Thanks for the report.
The way that the seed-based bootstrapping works is, the results from the matcher are interleaved with the predictions from the model. The idea is that at first you'll only see results from the patterns, and then the predictions from the model will gradually come in, as the model learns the category from the patterns.
This is working correctly in the NER case, because the model doesn't start out predicting entities. And if you do text classification with non-mutually-exclusive classes, the model will also avoid predicting the labels initially.
The problem is that your model has exclusive classes, so the model's initial prediction is a score of 0.5 for each example. This means the initial examples are all from the model, rather than the patterns.
The problem should resolve itself if you click through a few batches of these random examples, rejecting them as incorrect predictions. You could also do an initial annotation session to start out with some number of predictions from the matcher first, before switching over to the combined model. This is actually what we used to do, which is why the version in the video behaves a little differently.
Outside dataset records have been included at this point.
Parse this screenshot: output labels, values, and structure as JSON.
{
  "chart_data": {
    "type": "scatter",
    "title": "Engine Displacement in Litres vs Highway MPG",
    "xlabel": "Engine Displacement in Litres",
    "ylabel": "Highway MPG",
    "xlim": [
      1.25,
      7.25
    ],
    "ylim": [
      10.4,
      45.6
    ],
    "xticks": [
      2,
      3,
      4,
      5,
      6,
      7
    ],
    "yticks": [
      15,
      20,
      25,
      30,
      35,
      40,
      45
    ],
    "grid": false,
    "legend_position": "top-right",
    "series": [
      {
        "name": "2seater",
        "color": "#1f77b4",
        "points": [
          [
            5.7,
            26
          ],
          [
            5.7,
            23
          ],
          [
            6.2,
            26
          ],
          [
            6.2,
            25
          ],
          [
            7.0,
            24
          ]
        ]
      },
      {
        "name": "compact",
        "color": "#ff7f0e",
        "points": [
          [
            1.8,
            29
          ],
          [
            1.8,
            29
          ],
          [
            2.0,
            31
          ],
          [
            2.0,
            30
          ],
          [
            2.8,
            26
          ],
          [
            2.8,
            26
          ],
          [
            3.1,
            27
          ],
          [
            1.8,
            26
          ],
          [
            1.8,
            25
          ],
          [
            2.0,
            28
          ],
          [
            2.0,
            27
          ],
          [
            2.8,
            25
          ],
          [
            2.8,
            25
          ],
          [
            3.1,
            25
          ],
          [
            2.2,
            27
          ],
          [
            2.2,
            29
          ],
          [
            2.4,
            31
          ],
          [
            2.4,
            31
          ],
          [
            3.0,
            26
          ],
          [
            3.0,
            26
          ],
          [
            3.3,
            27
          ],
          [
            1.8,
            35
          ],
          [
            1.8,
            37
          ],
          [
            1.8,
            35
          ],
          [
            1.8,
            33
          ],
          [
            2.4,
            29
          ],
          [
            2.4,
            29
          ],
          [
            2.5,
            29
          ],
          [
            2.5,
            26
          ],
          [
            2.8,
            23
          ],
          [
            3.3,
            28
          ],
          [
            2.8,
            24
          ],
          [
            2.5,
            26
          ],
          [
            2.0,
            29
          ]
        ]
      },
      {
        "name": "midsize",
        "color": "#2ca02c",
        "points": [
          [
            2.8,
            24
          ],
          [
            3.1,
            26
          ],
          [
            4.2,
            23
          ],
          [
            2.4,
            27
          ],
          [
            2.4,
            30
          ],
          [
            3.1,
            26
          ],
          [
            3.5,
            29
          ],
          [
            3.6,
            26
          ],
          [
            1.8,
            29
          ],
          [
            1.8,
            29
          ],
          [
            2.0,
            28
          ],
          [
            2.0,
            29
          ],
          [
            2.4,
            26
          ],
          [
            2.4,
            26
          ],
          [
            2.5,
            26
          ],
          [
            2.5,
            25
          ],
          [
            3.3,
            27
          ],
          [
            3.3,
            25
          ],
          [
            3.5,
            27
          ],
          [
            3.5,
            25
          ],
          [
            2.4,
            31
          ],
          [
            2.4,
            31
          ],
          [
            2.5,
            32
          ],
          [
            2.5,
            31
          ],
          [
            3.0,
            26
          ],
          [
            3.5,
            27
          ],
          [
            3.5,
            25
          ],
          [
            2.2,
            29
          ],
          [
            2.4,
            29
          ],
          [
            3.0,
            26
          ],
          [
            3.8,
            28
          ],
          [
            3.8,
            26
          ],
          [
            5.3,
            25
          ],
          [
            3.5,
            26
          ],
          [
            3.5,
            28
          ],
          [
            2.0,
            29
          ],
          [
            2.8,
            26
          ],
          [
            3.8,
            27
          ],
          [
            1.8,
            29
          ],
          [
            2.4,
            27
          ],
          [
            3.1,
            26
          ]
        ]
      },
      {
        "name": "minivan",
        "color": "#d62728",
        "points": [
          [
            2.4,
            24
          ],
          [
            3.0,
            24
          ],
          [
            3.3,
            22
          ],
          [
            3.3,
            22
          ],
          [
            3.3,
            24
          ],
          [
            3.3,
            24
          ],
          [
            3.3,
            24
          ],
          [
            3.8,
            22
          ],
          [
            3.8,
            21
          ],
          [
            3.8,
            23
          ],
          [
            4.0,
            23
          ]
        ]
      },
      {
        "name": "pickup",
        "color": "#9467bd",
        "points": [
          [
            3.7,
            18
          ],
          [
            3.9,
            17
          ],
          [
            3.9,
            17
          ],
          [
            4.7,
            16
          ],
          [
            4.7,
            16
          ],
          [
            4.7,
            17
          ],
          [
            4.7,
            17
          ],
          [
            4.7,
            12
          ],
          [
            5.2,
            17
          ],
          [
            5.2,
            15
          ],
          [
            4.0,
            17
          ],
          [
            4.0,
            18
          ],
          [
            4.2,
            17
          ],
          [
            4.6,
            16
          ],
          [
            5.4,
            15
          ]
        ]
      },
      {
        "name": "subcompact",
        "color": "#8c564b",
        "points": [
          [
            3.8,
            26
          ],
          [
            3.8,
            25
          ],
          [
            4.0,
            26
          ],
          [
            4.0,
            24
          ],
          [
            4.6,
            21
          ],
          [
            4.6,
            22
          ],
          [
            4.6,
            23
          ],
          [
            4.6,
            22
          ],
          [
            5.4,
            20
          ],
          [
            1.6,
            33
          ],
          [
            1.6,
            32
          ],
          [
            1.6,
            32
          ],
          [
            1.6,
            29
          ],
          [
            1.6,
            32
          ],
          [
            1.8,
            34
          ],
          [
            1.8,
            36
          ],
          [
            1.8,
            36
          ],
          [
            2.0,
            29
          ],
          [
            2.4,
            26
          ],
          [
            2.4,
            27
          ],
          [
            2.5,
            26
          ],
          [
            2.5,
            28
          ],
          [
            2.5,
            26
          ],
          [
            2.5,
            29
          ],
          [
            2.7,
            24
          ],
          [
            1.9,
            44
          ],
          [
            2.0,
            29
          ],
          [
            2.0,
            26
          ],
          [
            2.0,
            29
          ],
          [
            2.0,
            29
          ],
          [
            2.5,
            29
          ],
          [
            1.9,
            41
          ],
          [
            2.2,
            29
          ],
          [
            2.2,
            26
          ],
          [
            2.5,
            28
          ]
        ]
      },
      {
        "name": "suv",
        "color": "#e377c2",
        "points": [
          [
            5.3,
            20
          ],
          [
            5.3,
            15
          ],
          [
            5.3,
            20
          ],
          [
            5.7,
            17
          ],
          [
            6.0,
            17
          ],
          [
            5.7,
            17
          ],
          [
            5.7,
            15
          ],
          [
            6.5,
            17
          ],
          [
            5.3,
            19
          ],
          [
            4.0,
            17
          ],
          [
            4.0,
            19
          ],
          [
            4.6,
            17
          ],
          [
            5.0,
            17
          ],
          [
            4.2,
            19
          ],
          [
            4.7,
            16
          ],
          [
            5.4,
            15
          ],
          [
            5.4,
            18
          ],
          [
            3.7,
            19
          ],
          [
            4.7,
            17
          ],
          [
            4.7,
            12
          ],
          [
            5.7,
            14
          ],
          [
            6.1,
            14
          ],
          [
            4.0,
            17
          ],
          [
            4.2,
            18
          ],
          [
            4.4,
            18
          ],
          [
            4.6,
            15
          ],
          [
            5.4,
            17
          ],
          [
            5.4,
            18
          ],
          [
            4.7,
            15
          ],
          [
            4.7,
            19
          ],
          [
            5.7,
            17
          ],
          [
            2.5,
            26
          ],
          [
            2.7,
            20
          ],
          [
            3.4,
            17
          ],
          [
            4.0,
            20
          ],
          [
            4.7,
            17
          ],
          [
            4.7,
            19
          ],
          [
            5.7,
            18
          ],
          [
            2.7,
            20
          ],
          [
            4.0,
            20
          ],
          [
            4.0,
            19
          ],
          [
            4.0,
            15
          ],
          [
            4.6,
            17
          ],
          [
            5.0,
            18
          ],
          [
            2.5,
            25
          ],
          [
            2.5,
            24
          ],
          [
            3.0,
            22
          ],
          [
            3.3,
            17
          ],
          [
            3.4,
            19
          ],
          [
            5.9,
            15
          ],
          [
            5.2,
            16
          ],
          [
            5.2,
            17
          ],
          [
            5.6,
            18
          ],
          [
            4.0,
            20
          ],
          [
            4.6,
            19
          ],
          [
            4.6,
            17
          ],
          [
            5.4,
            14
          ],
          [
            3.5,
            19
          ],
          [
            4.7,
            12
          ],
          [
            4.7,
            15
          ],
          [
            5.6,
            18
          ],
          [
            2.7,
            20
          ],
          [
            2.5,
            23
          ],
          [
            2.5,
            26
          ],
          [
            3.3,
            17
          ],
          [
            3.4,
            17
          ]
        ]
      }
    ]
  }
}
However, the problem is that it's hard to guess what will work well on different problems, so we now try to avoid coding complicated behaviours into the default recipes. Instead I think it's usually better to provide simpler pieces, and let developers construct the desired behaviours themselves.
Prodigy is driven by recipe scripts, which you can either edit or author yourself. You can get a good set of starter recipes from the repo here: https://github.com/explosion/prodigy-recipes . I think you might prefer to add a flag to the
textcat.teach recipe that lets you only use the
PatternMatcher, rather than combining it with the model. You could then annotate with just the patterns for a while, and use that to train an initial model.